By Daniel Fryd, Senior Consultant
Just when it looked like ‘Voluntary Right to Buy’ was firmly buried in the long grass, Communities Secretary James Brokenshire dug it out earlier this month and announced £200m to revive it as a new pilot scheme.
The new scheme allows housing association tenants in the Midlands to register online to buy their home at a discount, with places allocated through a ballot closing on September 16.
While the news will certainly be welcome to a select few Housing Association tenants in the Midlands, its use in actually helping solve the housing crisis is much more uncertain.

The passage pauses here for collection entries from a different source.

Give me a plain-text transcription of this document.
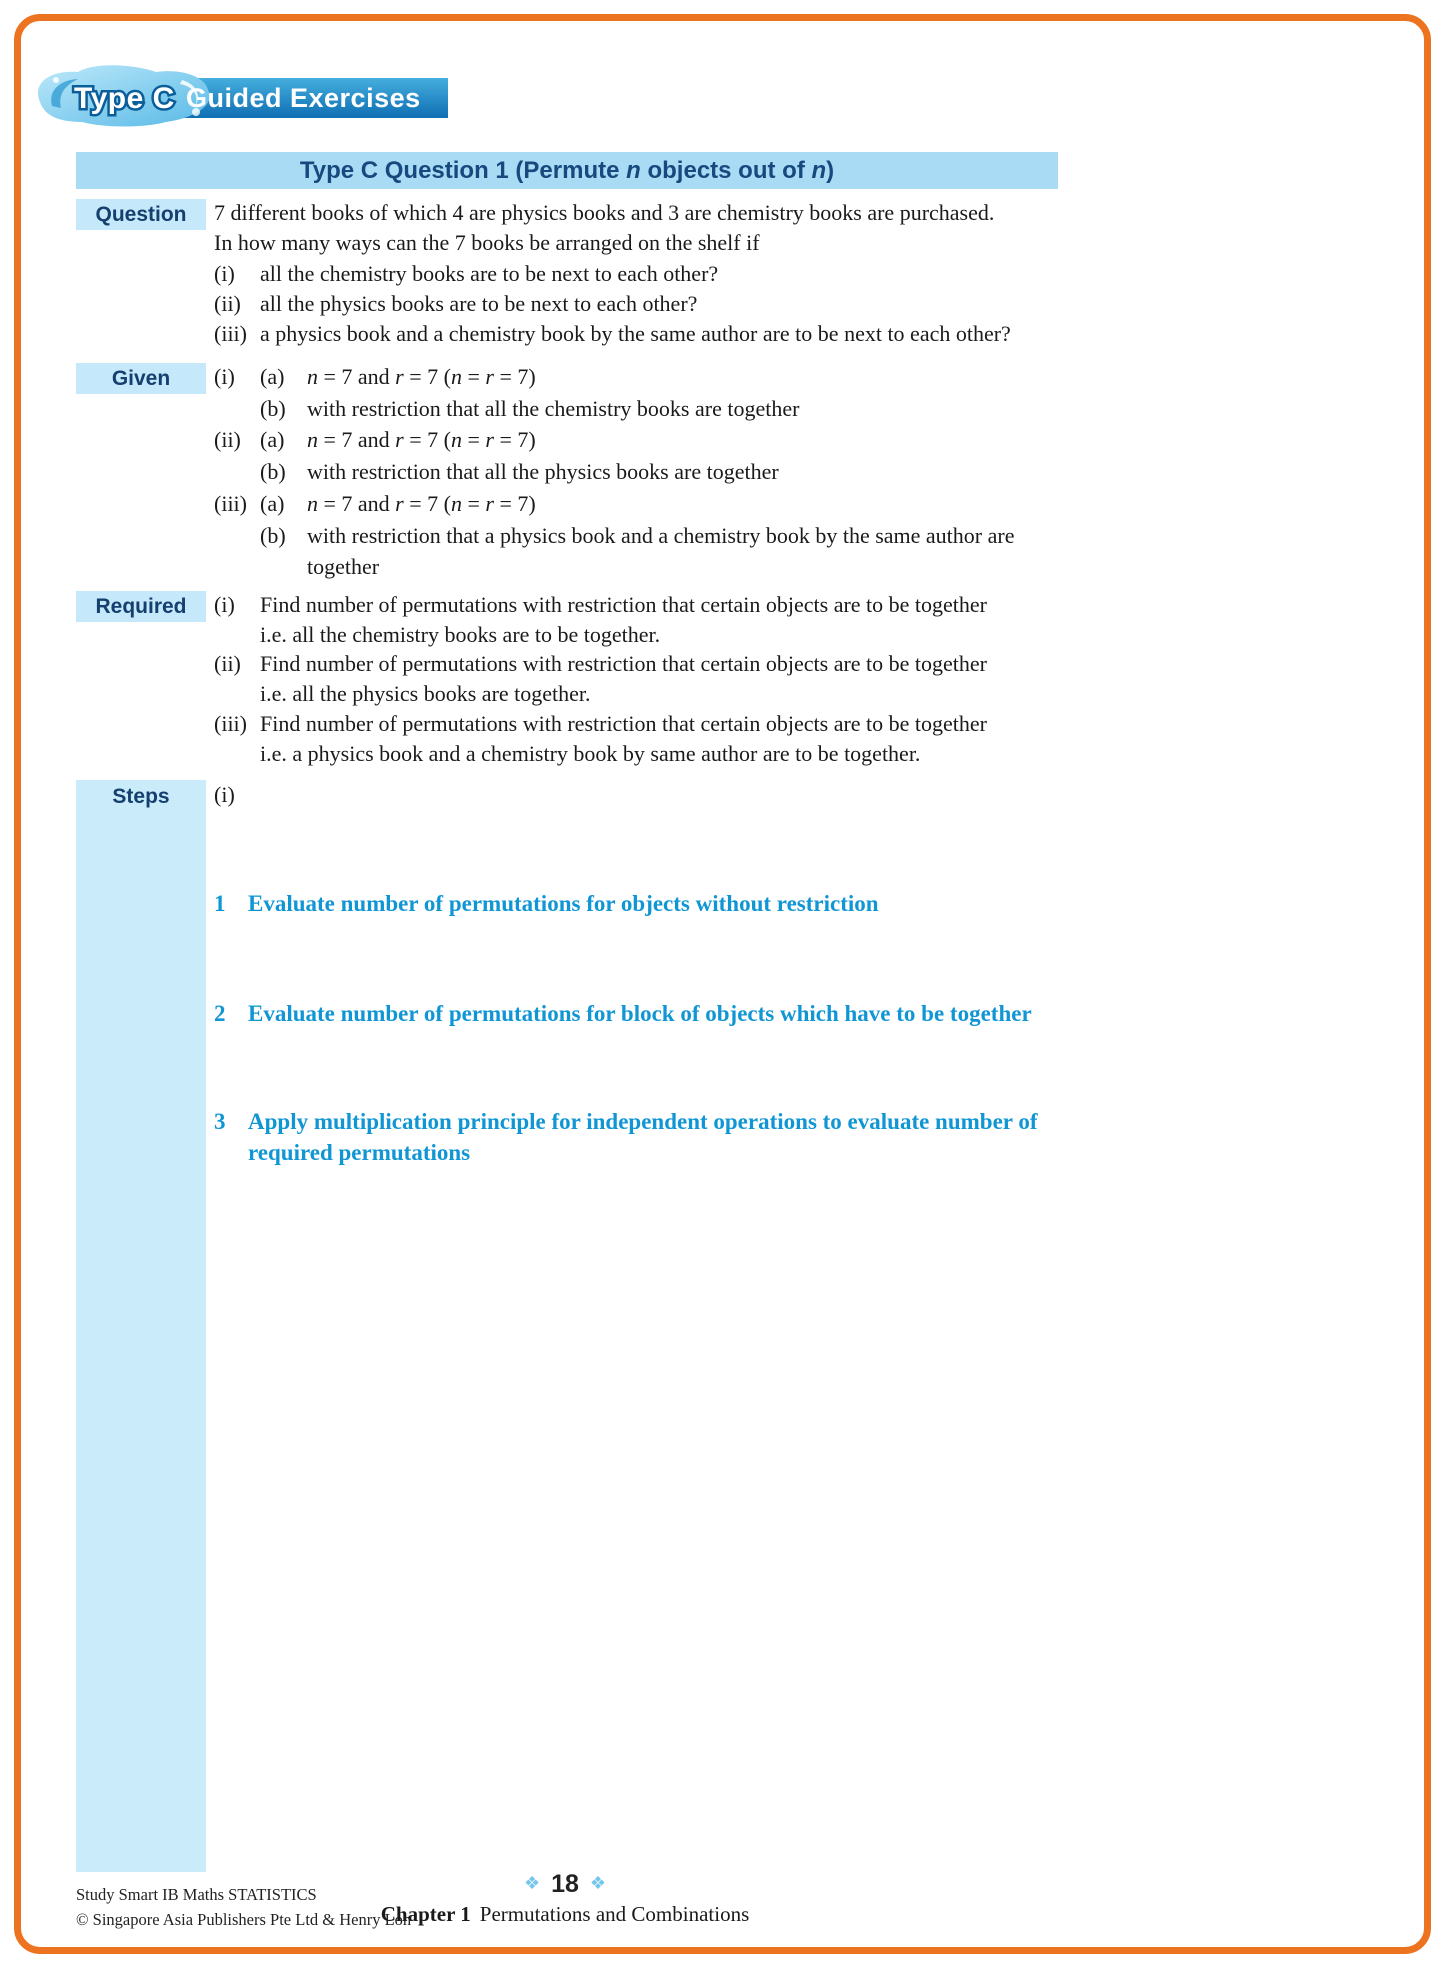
Type C Guided Exercises
Type C Question 1 (Permute n objects out of n )
Question	7 different books of which 4 are physics books and 3 are chemistry books are purchased.

In how many ways can the 7 books be arranged on the shelf if

(i)	all the chemistry books are to be next to each other?
(ii) all the physics books are to be next to each other?
(iii) a physics book and a chemistry book by the same author are to be next to each other?
Given	(i)	(a)	n = 7 and r = 7 (n = r = 7)
(b) with restriction that all the chemistry books are together
(ii) (a)	n = 7 and r = 7 (n = r = 7)
(b) with restriction that all the physics books are together
(iii) (a)	n = 7 and r = 7 (n = r = 7)
(b) with restriction that a physics book and a chemistry book by the same author are
together
Required	(i)	Find number of permutations with restriction that certain objects are to be together
i.e. all the chemistry books are to be together.
(ii) Find number of permutations with restriction that certain objects are to be together
i.e. all the physics books are together.
(iii) Find number of permutations with restriction that certain objects are to be together
i.e. a physics book and a chemistry book by same author are to be together.
Steps	(i)
1 Evaluate number of permutations for objects without restriction
2 Evaluate number of permutations for block of objects which have to be together
3 Apply multiplication principle for independent operations to evaluate number of required permutations
Study Smart IB Maths STATISTICS
© Singapore Asia Publishers Pte Ltd & Henry Loh
❖ 18 ❖
Chapter 1 Permutations and Combinations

Right to Buy has long been touted by the Conservatives as a way to increase social mobility and provide social housing tenants with a route into ownership. Since 2010, the policy has allowed almost 94,000 households to buy up the council homes they have lived in at a discounted rate.
Voluntary right to buy (VRTB) for housing association properties was then put forward as a Conservative manifesto commitment in 2015. Since then, every Housing Minister has remained conveniently quiet on the policy, making no commitments while it largely faded from public consciousness.
It comes as a surprise then that the VRTB scheme, which can only assist the decline in social housing stock, has suddenly reappeared now: in the same week as a Social Housing Green Paper which allocated no new money for social housing and set no target for future housing numbers.
Over 66,000 council homes have been sold through RTB since 2012 with only 17,000 replacements, so new homes are desperately needed – not a further sell-off.
Government has stated money from homes sold under the pilot will be given to councils to fund one-for-one replacements, but councils are likely to be dubious given they have barely been able to replace 25% of the stock that has been sold off. Early reports from Inside Housing suggest around 3,000 homes will be sold across the Midlands under the Pilot, so there will be plenty of replacements needed.
It is not all bad news however. MHCLG released a wider consultation alongside the Social Housing Green Paper on allowing councils to set all RTB discounts locally and keep 100% of receipts from homes sold. This would allow councils across the country to reduce the discount and could help them lower demand if they need to retain some of their stock.
Following publication of the new NPPF, the Housing Revenue Account borrowing cap is also being raised “in areas of high affordability pressures” by up to £1bn over the three years from April 2019. This could give London councils under severe housing pressure like London Borough of Waltham Forest more capacity to replace homes sold under RTB.
The government has also abandoned the “high-value asset levy” policy, meaning councils will no longer have to worry about selling off their most valuable homes in the future, with little prospect of replacing them.
145,000 new affordable homes are needed every year by 2031, according to the National Housing Federation, so each of these new policies are a positive step towards achieving this. Schemes like VRTB, meanwhile, will not help achieve this. It might even hinder it.
Which is why the government’s decision to press ahead with the VRTB pilot at this time seems bizarre. The Social Housing Green Paper’s new ‘1% ownership’ scheme for council tenants would have been the perfect replacement policy for Government to offer tenants as an opportunity to own their home.
Brokenshire is pressing ahead, however, and the pilot scheme will run until spring 2020 when MHCLG will decide whether to roll the scheme out to the rest of the country.
If the Midlands councils involved really can find a way to replace every single home they sell by 2020, then perhaps the scheme will prove itself successful. If not, the Government should muster the courage to chalk the policy up as a failure and get on with the job of building more homes, not selling them off.